« Arrête de me dire comment vivre chez moi. Tu n’es pas ma mère », dit la belle-fille en posant les documents sur la table.

« Arrêtez de me dire comment vivre chez moi. Vous n’êtes pas ma mère », dit la belle-fille en posant les documents sur la table.

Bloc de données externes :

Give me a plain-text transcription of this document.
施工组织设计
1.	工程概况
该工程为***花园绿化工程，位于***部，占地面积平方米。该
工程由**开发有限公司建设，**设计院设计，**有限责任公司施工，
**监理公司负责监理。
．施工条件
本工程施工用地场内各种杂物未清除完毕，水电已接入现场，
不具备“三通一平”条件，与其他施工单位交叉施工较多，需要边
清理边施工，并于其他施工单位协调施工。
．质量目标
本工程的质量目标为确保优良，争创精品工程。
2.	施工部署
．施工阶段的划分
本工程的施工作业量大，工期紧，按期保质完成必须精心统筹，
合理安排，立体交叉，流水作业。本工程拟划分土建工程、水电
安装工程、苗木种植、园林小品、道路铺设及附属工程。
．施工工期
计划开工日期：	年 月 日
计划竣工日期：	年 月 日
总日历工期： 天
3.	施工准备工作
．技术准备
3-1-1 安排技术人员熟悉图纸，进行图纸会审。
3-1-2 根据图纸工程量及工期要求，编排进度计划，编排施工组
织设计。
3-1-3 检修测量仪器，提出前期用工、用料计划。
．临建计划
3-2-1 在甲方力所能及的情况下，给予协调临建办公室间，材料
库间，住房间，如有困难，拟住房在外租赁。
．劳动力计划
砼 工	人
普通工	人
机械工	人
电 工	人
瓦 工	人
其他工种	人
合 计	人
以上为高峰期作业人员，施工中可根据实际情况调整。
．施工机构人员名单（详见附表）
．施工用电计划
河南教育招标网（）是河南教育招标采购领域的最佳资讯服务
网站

« Cette chambre sera pour Tolik et moi, et toi, Marina, tu pourras dormir sur un lit pliant dans la cuisine pour le moment. C’est temporaire », dit sa belle-mère si calmement, comme si elle discutait de la météo plutôt que de l’appartement sur lequel Marina payait l’hypothèque depuis quatre ans.
Marina se figea au milieu du couloir, les sacs de courses encore dans les mains. Lait, pain, un sac de pommes—tout lui parut soudain horriblement lourd.
« Excusez-moi, que voulez-vous dire par ‘votre chambre’ ? »
Tamara Nikolaïevna accrocha son manteau à un crochet—le crochet de Marina—et se retourna avec un sourire. Un sourire doux, gentil, maternel. Exactement le genre de sourire qu’elle avait lorsqu’elle disait les choses les plus terribles.
« Mais bien sûr, chérie. Nous allons vivre ensemble maintenant. Nous sommes une famille. Je vieillis, et il m’est difficile de vivre seule. Tolik comprend. »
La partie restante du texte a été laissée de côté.